In the last movie we learned about literal characters, the fact that an A matches an A and a B matches a B and so on. Now, we're going to talk about metacharacters, and that's really the alternative. If it's not a literal character, it's a metacharacter--a character that has special meaning. Sometimes they work a little bit like mathematical operators. What they do is they transform literal characters into powerful expressions. There are only a few metacharacters to learn. We're going to be working with these throughout the rest of the tutorial. Basically everything else that you need to know about regular expressions besides literal characters is how do these metacharacters all work, what do they do? And it's complicated, only slightly, because they can have more than one meaning.

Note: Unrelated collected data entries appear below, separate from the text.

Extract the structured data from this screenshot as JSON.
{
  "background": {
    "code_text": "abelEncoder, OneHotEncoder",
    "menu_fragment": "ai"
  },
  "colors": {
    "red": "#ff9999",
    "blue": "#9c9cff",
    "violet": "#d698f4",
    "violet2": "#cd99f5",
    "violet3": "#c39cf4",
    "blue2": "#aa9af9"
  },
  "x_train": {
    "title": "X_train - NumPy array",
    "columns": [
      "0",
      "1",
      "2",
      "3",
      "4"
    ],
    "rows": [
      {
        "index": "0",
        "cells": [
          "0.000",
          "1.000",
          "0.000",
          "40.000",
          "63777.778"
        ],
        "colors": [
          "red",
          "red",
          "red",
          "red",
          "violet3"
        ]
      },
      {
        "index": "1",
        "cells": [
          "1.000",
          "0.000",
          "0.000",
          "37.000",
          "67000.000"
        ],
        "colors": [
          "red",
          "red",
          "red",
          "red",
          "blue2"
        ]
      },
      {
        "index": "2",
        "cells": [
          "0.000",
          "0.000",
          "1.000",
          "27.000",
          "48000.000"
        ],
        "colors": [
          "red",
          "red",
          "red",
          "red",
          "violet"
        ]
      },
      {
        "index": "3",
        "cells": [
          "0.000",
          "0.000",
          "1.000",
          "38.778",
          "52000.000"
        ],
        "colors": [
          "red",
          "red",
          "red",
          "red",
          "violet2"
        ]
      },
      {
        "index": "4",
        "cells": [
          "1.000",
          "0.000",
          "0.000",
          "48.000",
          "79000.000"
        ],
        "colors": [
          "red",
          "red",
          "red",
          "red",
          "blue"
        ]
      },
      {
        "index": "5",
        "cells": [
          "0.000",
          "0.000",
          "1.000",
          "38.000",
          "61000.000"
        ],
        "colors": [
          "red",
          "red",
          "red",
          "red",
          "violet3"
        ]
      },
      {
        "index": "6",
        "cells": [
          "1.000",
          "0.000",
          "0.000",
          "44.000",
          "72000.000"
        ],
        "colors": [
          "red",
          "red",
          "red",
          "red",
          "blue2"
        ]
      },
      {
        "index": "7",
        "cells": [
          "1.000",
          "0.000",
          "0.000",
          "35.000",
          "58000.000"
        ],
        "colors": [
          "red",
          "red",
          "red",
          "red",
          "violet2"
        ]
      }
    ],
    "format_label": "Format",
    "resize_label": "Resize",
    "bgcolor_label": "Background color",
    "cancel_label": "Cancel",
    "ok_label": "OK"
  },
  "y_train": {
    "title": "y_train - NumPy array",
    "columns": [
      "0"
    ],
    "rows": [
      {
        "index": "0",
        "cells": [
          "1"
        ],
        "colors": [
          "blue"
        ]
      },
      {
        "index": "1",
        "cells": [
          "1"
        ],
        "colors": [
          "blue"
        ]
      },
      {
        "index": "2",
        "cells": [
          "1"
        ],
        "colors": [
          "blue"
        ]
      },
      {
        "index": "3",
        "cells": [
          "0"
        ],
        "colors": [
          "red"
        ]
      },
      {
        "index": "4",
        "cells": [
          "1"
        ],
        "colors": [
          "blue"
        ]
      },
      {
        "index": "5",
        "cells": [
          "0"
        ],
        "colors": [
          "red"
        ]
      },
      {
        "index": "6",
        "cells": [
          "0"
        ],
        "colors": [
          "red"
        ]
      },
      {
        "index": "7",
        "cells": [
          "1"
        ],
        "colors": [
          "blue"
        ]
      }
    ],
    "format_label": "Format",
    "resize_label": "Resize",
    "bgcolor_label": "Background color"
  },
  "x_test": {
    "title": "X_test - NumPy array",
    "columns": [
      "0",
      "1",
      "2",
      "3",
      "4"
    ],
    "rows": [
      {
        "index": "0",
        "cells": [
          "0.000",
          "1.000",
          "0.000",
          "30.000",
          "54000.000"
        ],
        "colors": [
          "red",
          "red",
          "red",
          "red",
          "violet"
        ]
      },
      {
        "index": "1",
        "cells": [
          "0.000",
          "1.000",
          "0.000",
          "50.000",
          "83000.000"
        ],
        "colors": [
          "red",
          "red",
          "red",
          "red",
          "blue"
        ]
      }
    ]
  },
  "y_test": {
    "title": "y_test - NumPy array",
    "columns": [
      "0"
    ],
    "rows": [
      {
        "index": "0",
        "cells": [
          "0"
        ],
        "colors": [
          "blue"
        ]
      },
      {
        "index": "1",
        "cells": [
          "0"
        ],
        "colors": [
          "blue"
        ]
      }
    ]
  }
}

It's really dependent on how we use the symbol in context, so we'll be taking a look at that. It's also these metacharacters that have variation between the different regex engines. Now as far as metacharacters go, one thing I want to point out to is that unlike where we just had C-A-R, if we have a metacharacter in there, it also highlights that for us in regexPal. So that's very helpful. It helps us to really see, ah! Here is a bracketed expression, here's the one in parentheses, this is a metacharacter, and it really differentiates them from the literal characters, which don't get colored at all.
That's actually an option here. You can turn off highlighting regex syntax if you don't want it, but I find this pretty helpful, so I usually leave that option on here for Highlight regex syntax. Now one thing I want to notice that I have found when I'm working with regexPal getting ready for this course that sometimes when you paste code into the window, the highlighting isn't quite right right away. And if that happens to you and for some reason the highlighting is not right, all you need to do is hit a space and then erase it again, and it will sort it out. That's all it takes just to make sure that it recovers from that paste.
Let's just put in a new keystroke and take it away again and then the highlighting should come back to the way it ought to be. All right! Now that we know what metacharacters are. We've seen how the highlighting works. Let's dive into learning our first metacharacter, probably the most important one, the wildcard metacharacter.